Les dérèglements climatiques rendent la vie de tous les jours de plus en plus difficile. Il est crucial que les négociateur·rices pour la formation du gouvernement fédéral aient cela en tête au terme de leur pause familiale, avant d’entrer dans le vif des négociations. Dans une Lettre Ouverte, des scientifiques et des mouvements de citoyen·nes (soit 320 signataires) leur demandent d’inclure une politique climatique ambitieuse au cœur de la déclaration de politique fédérale.
Monsieur De Wever, mesdames et messieurs les négociateur·rices,
2024 restera probablement dans les livres d’histoire comme une année des records de chaleur. Le réchauffement de la planète s’est accéléré, entraînant une série choquante de phénomènes météorologiques extrêmes : sécheresses, vagues de chaleur, inondations, tempêtes intenses et incendies de forêt. Le chaos, les souffrances humaines et les pertes économiques causés par ces phénomènes sont incalculables.

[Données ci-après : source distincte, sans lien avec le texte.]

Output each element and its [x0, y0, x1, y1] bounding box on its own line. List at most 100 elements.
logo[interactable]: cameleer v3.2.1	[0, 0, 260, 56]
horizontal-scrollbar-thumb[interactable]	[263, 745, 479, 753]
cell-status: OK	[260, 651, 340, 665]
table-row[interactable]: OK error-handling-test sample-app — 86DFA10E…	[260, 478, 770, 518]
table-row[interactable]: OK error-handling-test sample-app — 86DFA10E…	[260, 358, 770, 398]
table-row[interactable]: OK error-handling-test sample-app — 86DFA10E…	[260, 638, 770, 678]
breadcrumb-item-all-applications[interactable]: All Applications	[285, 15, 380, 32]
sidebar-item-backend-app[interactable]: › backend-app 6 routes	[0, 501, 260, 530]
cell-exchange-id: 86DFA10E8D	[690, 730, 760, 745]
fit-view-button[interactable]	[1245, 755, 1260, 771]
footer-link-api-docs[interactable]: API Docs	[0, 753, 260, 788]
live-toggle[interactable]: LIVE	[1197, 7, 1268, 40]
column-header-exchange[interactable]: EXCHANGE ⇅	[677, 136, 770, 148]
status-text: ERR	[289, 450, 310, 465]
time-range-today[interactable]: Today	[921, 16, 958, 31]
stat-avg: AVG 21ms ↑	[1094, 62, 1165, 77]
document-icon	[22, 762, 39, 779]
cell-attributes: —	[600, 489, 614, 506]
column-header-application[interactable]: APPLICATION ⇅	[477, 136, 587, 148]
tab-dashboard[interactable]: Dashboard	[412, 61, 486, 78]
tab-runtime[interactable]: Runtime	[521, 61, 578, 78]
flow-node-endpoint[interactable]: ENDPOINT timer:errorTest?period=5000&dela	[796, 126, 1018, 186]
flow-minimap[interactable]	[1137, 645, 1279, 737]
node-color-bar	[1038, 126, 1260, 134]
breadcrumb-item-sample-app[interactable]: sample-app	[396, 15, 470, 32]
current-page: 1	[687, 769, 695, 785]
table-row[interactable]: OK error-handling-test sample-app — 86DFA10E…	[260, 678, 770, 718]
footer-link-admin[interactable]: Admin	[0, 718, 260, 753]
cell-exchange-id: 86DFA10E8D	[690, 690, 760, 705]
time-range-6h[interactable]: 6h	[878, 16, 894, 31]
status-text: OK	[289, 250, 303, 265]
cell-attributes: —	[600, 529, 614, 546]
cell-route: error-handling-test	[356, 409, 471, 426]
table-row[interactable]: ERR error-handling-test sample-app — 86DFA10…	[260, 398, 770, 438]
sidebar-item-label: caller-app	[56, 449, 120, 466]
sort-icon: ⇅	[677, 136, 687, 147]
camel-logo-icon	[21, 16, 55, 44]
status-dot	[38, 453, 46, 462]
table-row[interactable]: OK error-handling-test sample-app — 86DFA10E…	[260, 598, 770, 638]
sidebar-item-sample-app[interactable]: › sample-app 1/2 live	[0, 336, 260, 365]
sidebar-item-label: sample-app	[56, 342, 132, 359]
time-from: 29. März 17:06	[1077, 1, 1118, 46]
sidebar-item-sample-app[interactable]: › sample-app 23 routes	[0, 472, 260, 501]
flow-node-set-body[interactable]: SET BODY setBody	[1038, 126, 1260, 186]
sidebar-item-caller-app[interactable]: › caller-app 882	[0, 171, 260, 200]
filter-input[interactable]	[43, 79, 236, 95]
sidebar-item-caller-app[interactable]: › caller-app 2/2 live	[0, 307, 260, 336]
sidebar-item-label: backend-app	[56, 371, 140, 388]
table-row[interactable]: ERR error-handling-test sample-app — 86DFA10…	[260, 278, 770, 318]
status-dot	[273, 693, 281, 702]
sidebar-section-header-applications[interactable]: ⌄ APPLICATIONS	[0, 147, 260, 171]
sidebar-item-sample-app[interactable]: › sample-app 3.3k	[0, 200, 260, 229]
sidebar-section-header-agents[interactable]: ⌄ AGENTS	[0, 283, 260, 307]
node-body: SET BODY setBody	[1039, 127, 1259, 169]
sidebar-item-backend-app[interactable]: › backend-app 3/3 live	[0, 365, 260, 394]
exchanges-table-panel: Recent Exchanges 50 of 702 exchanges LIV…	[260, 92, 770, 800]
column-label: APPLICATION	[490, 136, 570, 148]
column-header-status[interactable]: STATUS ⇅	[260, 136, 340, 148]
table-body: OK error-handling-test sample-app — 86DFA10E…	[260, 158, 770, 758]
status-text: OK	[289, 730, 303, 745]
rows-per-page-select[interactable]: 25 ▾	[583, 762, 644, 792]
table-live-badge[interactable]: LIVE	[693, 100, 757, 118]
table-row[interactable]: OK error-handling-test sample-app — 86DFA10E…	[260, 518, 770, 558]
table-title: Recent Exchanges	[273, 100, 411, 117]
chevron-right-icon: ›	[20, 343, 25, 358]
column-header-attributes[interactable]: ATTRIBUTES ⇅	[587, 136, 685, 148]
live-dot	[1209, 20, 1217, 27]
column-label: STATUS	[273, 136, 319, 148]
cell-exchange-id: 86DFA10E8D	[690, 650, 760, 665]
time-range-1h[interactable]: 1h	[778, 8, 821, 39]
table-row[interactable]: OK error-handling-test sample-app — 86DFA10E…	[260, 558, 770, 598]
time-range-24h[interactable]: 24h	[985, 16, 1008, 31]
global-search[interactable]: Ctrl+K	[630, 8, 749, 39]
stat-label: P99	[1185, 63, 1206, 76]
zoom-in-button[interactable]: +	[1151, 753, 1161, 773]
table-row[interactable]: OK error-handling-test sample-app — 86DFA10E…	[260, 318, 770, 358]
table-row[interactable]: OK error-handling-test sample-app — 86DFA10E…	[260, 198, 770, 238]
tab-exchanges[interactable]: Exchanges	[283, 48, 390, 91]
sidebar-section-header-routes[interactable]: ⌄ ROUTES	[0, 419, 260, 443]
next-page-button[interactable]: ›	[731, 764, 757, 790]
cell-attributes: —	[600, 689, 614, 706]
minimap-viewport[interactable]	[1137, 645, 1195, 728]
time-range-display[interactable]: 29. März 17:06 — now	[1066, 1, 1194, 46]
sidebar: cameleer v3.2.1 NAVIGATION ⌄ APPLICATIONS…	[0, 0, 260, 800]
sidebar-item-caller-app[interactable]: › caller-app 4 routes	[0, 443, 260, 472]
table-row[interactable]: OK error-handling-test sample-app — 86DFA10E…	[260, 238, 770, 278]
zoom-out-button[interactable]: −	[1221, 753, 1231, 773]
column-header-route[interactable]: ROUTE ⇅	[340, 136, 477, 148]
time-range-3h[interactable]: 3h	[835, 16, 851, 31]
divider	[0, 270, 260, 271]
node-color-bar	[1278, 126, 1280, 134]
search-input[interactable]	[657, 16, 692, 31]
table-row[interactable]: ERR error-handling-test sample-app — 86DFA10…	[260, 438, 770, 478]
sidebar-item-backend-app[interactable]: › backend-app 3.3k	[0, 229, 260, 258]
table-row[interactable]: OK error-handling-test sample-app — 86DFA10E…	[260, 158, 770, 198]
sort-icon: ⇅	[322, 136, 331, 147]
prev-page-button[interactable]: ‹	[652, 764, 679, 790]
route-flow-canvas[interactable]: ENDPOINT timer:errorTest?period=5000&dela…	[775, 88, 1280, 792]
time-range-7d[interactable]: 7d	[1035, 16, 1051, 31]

Notre pays n’a pas été épargné. « Les pires de l’histoire » : c’est ainsi que les habitant·es de la commune limbourgeoise des Fourons décrivent les inondations qui les ont frappés récemment. L’eau est montée jusqu’hauteur de poitrine. Les habitant·es ont dû fuir leur maison. Les souvenirs, traumatisants, des inondations en Wallonie, en 2021 ont été ravivés. Il y a à peine un mois, nous avons commémoré les premiers « morts climatiques » belges.
Sur le plan économique également, le bilan de 2024 est lourd : il suffit de penser aux mauvaises récoltes et aux cultures pourries que nos agriculteurs et agricultrices ont dû endurer en raison des précipitations sans précédent. Mais ce n’est qu’un signe avant-coureur de ce qui nous attend à mesure que les dérèglements se poursuivent. Les données scientifiques sont claires et précises : chaque fraction de degré de réchauffement supplémentaire a des conséquences dévastatrices pour nos écosystèmes, la santé publique et les économies du monde entier. On estime que la crise climatique pourrait coûter plus de 9,5 milliards d’euros par an à la Belgique en raison d’événements météorologiques extrêmes.
Le climat doit donc être une priorité absolue pour les négociateur·rices politiques. Des ambitions claires et des mesures sociales concrètes en matière de climat sont essentielles pour relever les défis. Mais les documents de négociation qui ont fait l’objet de fuites ne laissent entrevoir que des révisions, des reculs et des remises en question des engagements existants sur le climat.
Nous profitons de la fin de la « semaine de pause » dans les négociations pour rappeler aux formateur·rices fédéraux la situation exceptionnelle et inquiétante dans laquelle nous nous trouvons. Pour stopper le réchauffement, les émissions de gaz à effet de serre doivent être drastiquement réduites avant 2030. La Belgique doit y contribuer. Non seulement en réduisant ses propres émissions, mais aussi en s’engageant dans une coopération internationale et européenne forte.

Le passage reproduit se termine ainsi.